Я пришла в ужас. Утром я не заметила, чтобы она хромала, и совершенно не представляла, как могла образоваться такая рана — ведь она была на месте, которое слишком хорошо защищено, так что вряд ли была нанесена в драке, да и непохоже, чтобы ткани были порваны. Быть может, это абсцесс, возникший на месте укуса клеща, или очень поверхностный змеиный укус, от которого тем не менее ткани начали распадаться? Я попыталась разглядеть рану получше и даже заснять ее, чтобы потом показать ветеринару, но Тату меня не подпустила — она направилась к реке, не переставая призывать детей. Потом перешла реку вброд; очевидно, они прятались на той стороне. Я взглянула в ту сторону, куда смотрела Тату, но увидела только носорога, который надвигался прямо на нас. Тату так превосходно выглядела, стоя на термитнике в свете заходящего солнца, что никто и не заподозрил бы, что она страдает от мучительной раны. Я не хотела переходить Мулику, а решила ехать домой и просить директора о помощи.

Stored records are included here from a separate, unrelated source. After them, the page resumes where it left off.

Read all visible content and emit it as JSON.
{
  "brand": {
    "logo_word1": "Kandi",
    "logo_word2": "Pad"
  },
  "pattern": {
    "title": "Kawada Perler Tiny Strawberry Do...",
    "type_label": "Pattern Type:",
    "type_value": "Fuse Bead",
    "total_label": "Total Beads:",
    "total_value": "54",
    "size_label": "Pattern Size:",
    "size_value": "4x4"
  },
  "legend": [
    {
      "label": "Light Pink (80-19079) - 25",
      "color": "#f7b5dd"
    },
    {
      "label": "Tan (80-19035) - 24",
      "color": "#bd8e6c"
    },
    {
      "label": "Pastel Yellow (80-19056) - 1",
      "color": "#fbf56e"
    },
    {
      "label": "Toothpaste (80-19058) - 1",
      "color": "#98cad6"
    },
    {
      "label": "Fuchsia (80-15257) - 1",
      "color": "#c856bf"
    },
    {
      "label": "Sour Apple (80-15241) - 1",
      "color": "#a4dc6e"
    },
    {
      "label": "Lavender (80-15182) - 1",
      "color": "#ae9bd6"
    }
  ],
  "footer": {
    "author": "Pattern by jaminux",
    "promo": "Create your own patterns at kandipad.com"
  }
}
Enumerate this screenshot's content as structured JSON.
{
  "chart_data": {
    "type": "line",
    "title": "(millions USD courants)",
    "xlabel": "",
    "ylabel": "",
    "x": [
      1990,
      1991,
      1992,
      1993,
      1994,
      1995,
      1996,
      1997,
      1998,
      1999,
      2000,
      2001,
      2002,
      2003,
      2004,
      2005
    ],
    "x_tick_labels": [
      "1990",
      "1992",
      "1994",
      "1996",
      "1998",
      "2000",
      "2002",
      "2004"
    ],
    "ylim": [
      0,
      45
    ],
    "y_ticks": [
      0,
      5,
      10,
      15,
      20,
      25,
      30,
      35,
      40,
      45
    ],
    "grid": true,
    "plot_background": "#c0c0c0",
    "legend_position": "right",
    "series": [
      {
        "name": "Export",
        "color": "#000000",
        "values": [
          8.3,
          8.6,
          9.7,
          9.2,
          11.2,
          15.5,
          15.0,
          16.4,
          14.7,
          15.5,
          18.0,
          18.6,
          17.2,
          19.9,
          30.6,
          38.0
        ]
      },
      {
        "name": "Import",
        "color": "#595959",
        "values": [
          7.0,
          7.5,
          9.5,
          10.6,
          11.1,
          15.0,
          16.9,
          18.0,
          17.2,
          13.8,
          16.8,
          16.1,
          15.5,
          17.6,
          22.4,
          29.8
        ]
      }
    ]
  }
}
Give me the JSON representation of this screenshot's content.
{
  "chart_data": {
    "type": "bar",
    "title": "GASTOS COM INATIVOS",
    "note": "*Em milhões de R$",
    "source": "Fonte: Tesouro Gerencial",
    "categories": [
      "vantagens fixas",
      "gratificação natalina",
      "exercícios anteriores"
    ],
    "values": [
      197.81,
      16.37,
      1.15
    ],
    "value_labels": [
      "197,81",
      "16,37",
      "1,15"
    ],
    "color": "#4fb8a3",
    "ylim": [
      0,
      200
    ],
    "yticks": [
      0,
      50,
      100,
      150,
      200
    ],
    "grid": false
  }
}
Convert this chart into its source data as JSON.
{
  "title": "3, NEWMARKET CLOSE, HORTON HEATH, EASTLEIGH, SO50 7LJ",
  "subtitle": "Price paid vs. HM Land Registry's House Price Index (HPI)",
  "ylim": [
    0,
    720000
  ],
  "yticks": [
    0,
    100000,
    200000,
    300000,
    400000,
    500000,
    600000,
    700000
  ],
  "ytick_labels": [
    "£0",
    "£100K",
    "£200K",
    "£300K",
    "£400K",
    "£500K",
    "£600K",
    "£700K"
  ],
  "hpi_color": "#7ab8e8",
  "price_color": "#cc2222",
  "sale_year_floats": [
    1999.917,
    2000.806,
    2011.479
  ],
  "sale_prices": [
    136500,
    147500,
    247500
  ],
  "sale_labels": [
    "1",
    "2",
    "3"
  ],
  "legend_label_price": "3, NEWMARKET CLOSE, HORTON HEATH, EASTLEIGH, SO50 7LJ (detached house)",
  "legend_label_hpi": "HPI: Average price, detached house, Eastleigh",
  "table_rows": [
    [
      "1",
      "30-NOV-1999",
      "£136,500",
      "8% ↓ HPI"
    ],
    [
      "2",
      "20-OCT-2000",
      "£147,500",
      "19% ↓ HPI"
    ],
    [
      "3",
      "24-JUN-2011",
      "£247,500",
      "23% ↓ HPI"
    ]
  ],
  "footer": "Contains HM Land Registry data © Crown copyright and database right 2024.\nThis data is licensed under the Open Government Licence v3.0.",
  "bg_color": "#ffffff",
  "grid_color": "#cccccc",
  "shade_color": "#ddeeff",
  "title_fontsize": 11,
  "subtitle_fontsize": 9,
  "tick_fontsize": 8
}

После того как я объяснила ему суть дела, он разрешил мне кормить Тату, чтобы она поскорее выздоровела. Поэтому наутро, не мешкая, мы поехали искать козу, но прошел почти целый день, прежде чем удалось найти козу, которую соглашались продать, в самой глубине территории племени боран. Только вечером мы приехали на то место, где я рассталась с Тату, и определили по следам, что она перешла Мулику и присоединилась к своим детенышам, но когда след пошел по каменистой почве, мы его потеряли. С той поры мы только и знали, что искали Тату, но день за днем проходил в изматывающих скитаниях, а следов Тату пли ее детей мы не находили. Нам не попадался ни один из тех четырнадцати гепардов, которых видели здесь на прошлой неделе, хотя, судя по следам, они были где-то здесь.